Yesterday a friend of mine posted this verse on facebook, “Instead speaking the truth in love…” (Ephesians 4:15). It is always a great reminder for me when people post Scripture verses. Especially ones I tend to forget and do the opposite. A pastor friend of mine says, “Truth without love is brutal. Love without truth is wishy-washy.” And it’s true. If all we do is love, and have no truth, it’s limp like a dishcloth. Easily swayed by any circumstance, feeling, or emotion. If all we are is truthful, and do not love, we are brutal. The saying “the truth hurts” is true, but couched in love the blows are softened.
Then last night on facebook I saw this picture:
But what if your view of truth is a bit skewed? What if in your experience truth was used as a battering ram in your life? What if you only experienced truth as a bludgeoning tool? You don’t hate truth, you might very well cling to it, but you are not going to see it as a good thing. It will, or it can look a lot like hate.
“They hate me because they said that was wrong!”
No one wants to hear about the sin in their life. No one wants to know they screwed up again. No one. I don’t. You don’t. Is it the truth? You bet. But is it necessary to constantly point out the sin of those around us?
Now there are specific instances in Scripture where we are told not to associate with people who live a life characterized by sin.
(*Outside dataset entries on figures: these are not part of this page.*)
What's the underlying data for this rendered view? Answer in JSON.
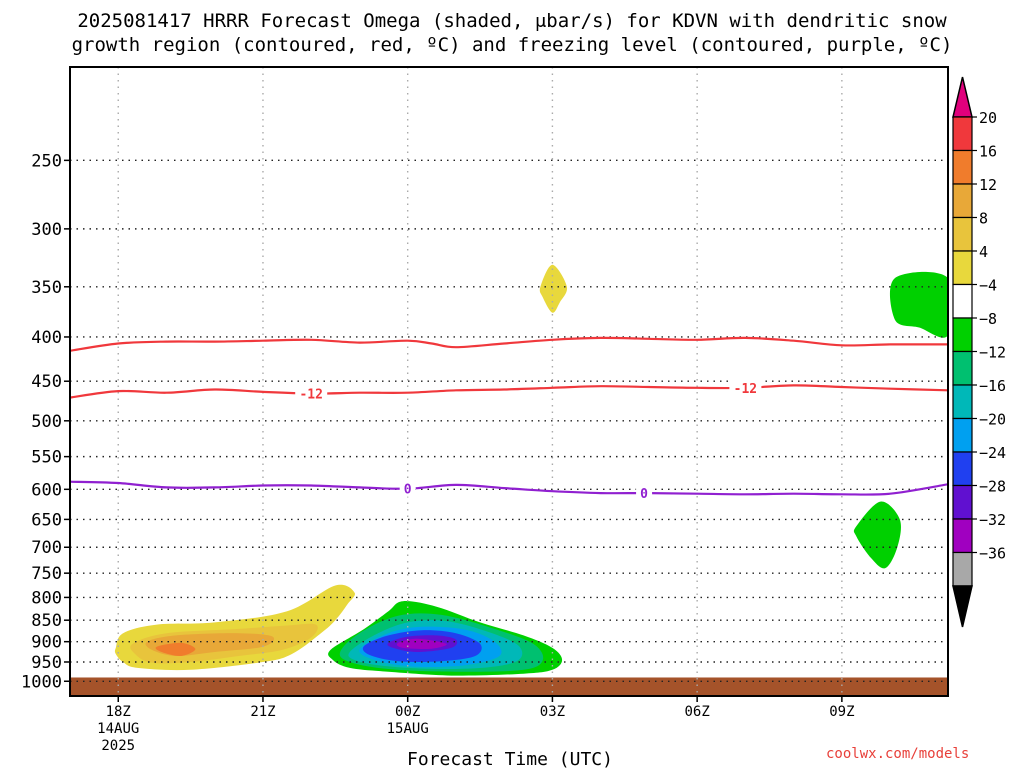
{
  "title_line1": "2025081417 HRRR Forecast Omega (shaded, μbar/s) for KDVN with dendritic snow",
  "title_line2": "growth region (contoured, red, ºC) and freezing level (contoured, purple, ºC)",
  "credit": "coolwx.com/models",
  "chart_data": {
    "type": "heatmap",
    "xlabel": "Forecast Time (UTC)",
    "ylabel": "",
    "xlim": [
      -1.0,
      17.2
    ],
    "x_ticks": [
      {
        "x": 0,
        "label": "18Z",
        "sub": [
          "14AUG",
          "2025"
        ]
      },
      {
        "x": 3,
        "label": "21Z",
        "sub": []
      },
      {
        "x": 6,
        "label": "00Z",
        "sub": [
          "15AUG"
        ]
      },
      {
        "x": 9,
        "label": "03Z",
        "sub": []
      },
      {
        "x": 12,
        "label": "06Z",
        "sub": []
      },
      {
        "x": 15,
        "label": "09Z",
        "sub": []
      }
    ],
    "y_scale": "log-pressure",
    "ylim_hPa": [
      1040,
      195
    ],
    "y_ticks": [
      "250",
      "300",
      "350",
      "400",
      "450",
      "500",
      "550",
      "600",
      "650",
      "700",
      "750",
      "800",
      "850",
      "900",
      "950",
      "1000"
    ],
    "grid": true,
    "colorbar": {
      "labels": [
        "20",
        "16",
        "12",
        "8",
        "4",
        "-4",
        "-8",
        "-12",
        "-16",
        "-20",
        "-24",
        "-28",
        "-32",
        "-36"
      ],
      "bands": [
        "#f0383c",
        "#f07c2c",
        "#e8a838",
        "#e8c43c",
        "#e8d83c",
        "#ffffff",
        "#00d000",
        "#00c070",
        "#00b8b8",
        "#00a0f0",
        "#2040f0",
        "#6010d0",
        "#a000c0",
        "#a8a8a8"
      ],
      "top_arrow": "#e0007c",
      "bottom_arrow": "#000000"
    },
    "contours": [
      {
        "label": "-12",
        "color": "#f0383c",
        "label_x": [
          4.0,
          13.0
        ],
        "x": [
          -1.0,
          0,
          1,
          2,
          3,
          4,
          5,
          6,
          7,
          8,
          9,
          10,
          11,
          12,
          13,
          14,
          15,
          16,
          17.2
        ],
        "p": [
          470,
          462,
          464,
          460,
          463,
          465,
          464,
          464,
          461,
          460,
          458,
          456,
          457,
          458,
          458,
          455,
          457,
          459,
          461
        ]
      },
      {
        "label": "",
        "color": "#f0383c",
        "label_x": [],
        "x": [
          -1.0,
          0,
          1,
          2,
          3,
          4,
          5,
          6,
          6.5,
          7,
          8,
          9,
          10,
          11,
          12,
          13,
          14,
          15,
          16,
          17.2
        ],
        "p": [
          415,
          407,
          405,
          405,
          404,
          403,
          406,
          404,
          407,
          411,
          407,
          403,
          401,
          402,
          403,
          401,
          404,
          409,
          408,
          408
        ]
      },
      {
        "label": "0",
        "color": "#9020d0",
        "label_x": [
          6.0,
          10.9
        ],
        "x": [
          -1.0,
          0,
          1,
          2,
          3,
          4,
          5,
          6,
          7,
          8,
          9,
          10,
          11,
          12,
          13,
          14,
          15,
          16,
          17.2
        ],
        "p": [
          588,
          590,
          597,
          597,
          594,
          594,
          597,
          599,
          593,
          598,
          603,
          606,
          606,
          607,
          608,
          607,
          608,
          607,
          592
        ]
      }
    ],
    "omega_areas": [
      {
        "value": 4,
        "color": "#e8d83c",
        "x": [
          -0.05,
          0.1,
          0.8,
          2.0,
          3.5,
          4.5,
          4.9,
          4.75,
          4.5,
          4.2,
          3.6,
          3.0,
          1.5,
          0.4,
          0.1,
          -0.05
        ],
        "p": [
          915,
          880,
          860,
          855,
          830,
          775,
          790,
          815,
          850,
          880,
          930,
          950,
          970,
          965,
          950,
          930
        ]
      },
      {
        "value": 8,
        "color": "#e8c43c",
        "x": [
          0.3,
          1.0,
          2.5,
          3.5,
          4.1,
          4.0,
          3.4,
          2.5,
          1.5,
          0.7,
          0.35
        ],
        "p": [
          905,
          880,
          870,
          862,
          860,
          890,
          920,
          935,
          950,
          952,
          930
        ]
      },
      {
        "value": 12,
        "color": "#e8a838",
        "x": [
          0.6,
          1.2,
          2.5,
          3.2,
          3.0,
          2.0,
          1.2,
          0.7
        ],
        "p": [
          900,
          885,
          880,
          888,
          912,
          925,
          935,
          920
        ]
      },
      {
        "value": 16,
        "color": "#f07c2c",
        "x": [
          0.8,
          1.3,
          1.6,
          1.3,
          0.9
        ],
        "p": [
          912,
          903,
          918,
          935,
          925
        ]
      },
      {
        "value": -4,
        "color": "#00d000",
        "x": [
          4.4,
          5.1,
          5.6,
          5.9,
          6.6,
          7.5,
          8.4,
          9.0,
          9.2,
          9.0,
          8.4,
          7.0,
          5.6,
          4.8,
          4.45
        ],
        "p": [
          920,
          870,
          830,
          808,
          820,
          855,
          885,
          915,
          945,
          970,
          980,
          985,
          975,
          965,
          945
        ]
      },
      {
        "value": -8,
        "color": "#00c070",
        "x": [
          4.6,
          5.0,
          5.8,
          6.7,
          7.8,
          8.6,
          8.8,
          8.4,
          7.0,
          5.6,
          4.8
        ],
        "p": [
          925,
          880,
          840,
          838,
          870,
          905,
          945,
          970,
          975,
          968,
          950
        ]
      },
      {
        "value": -12,
        "color": "#00b8b8",
        "x": [
          4.8,
          5.3,
          6.0,
          6.8,
          7.7,
          8.3,
          8.3,
          7.7,
          6.6,
          5.5,
          4.9
        ],
        "p": [
          925,
          885,
          855,
          852,
          878,
          910,
          945,
          963,
          968,
          960,
          945
        ]
      },
      {
        "value": -16,
        "color": "#00a0f0",
        "x": [
          5.0,
          5.6,
          6.3,
          7.2,
          7.8,
          7.9,
          7.2,
          6.2,
          5.4
        ],
        "p": [
          920,
          880,
          865,
          872,
          900,
          935,
          958,
          962,
          948
        ]
      },
      {
        "value": -20,
        "color": "#2040f0",
        "x": [
          5.1,
          5.6,
          6.3,
          7.0,
          7.5,
          7.4,
          6.7,
          5.8,
          5.2
        ],
        "p": [
          910,
          885,
          873,
          880,
          905,
          935,
          948,
          948,
          932
        ]
      },
      {
        "value": -24,
        "color": "#6010d0",
        "x": [
          5.6,
          6.0,
          6.6,
          7.0,
          6.9,
          6.2,
          5.7
        ],
        "p": [
          903,
          888,
          885,
          895,
          915,
          925,
          915
        ]
      },
      {
        "value": -28,
        "color": "#a000c0",
        "x": [
          5.8,
          6.2,
          6.8,
          6.5,
          5.9
        ],
        "p": [
          903,
          893,
          905,
          917,
          915
        ]
      },
      {
        "value": 4,
        "color": "#e8d83c",
        "x": [
          8.75,
          9.0,
          9.3,
          9.15,
          9.0,
          8.8
        ],
        "p": [
          350,
          330,
          350,
          365,
          375,
          360
        ]
      },
      {
        "value": -4,
        "color": "#00d000",
        "x": [
          16.1,
          17.2,
          17.2,
          16.6,
          16.1
        ],
        "p": [
          342,
          342,
          398,
          390,
          382
        ]
      },
      {
        "value": -4,
        "color": "#00d000",
        "x": [
          15.3,
          15.8,
          16.2,
          16.15,
          15.9,
          15.6,
          15.3
        ],
        "p": [
          662,
          620,
          650,
          700,
          740,
          720,
          680
        ]
      }
    ],
    "ground": {
      "label": "",
      "color": "#a5532a",
      "p_top": 990
    }
  }
}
They habitually do it. And flaunt it. Their life is not characterized by a godly zeal, with lapses into sin. They are characterized by sin with occasional lapses into godly zeal. Those people we are to avoid.
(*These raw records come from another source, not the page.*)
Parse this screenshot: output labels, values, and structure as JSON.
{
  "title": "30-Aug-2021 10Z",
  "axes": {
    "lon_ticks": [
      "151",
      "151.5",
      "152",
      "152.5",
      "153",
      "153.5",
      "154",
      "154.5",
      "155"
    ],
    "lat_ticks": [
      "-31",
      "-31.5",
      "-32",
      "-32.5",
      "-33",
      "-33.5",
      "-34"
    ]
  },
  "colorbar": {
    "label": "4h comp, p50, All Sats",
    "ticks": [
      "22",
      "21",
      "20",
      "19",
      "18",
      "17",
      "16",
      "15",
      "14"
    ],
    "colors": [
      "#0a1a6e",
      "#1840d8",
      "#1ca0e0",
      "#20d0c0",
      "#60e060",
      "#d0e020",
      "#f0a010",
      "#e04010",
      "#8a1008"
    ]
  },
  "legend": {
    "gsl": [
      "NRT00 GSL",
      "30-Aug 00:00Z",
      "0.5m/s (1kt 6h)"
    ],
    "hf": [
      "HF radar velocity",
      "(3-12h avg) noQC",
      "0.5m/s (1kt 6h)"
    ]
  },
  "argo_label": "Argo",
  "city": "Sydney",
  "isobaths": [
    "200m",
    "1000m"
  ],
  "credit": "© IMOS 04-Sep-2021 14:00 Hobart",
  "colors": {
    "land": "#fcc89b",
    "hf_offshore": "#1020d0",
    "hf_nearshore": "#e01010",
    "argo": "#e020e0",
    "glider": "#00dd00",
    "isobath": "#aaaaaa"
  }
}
Failing to be associated with someone based on their behavior can look a lot like hate. But it isn’t. At least it doesn’t have to be.
When my girls were small and whiny, I often told them if they wanted to choose to whine, they could not do it around me. If they wanted to choose to throw a screaming-Mimi fit, that was fine. But they weren’t allowed to do it around me. They would have to go to their room. And yes, at times that made the fit worse. And it worsened until I took their little arm and marched them into their bedroom.
Now that is a rather simple example, and maybe not all that practical, but did I hate my children because I choose not to associate with them? No! I loved them. Not their behavior.
(Let’s be PERFECTLY clear here, I am NOT talking about any one particular sin.)
If we are using truth only as a way to bludgeon someone, we are using it wrong. When that is all we are doing, we are not loving. We are hating. But if forge relationships, if we see friends we love fall in to sin, and choose to be silent, that isn’t love. If we care more about our not being hurt than we care about someone else’s soul, we are not loving.
Both truth and love have the other’s greater good in mind. If we willy-nilly spout off truth to everyone around us, those we know and love as well as those we don’t, that isn’t love either.
If we choose to lie to someone…that is neither truthful nor loving.
How can we walk in love today? How can we show people our love by our truth?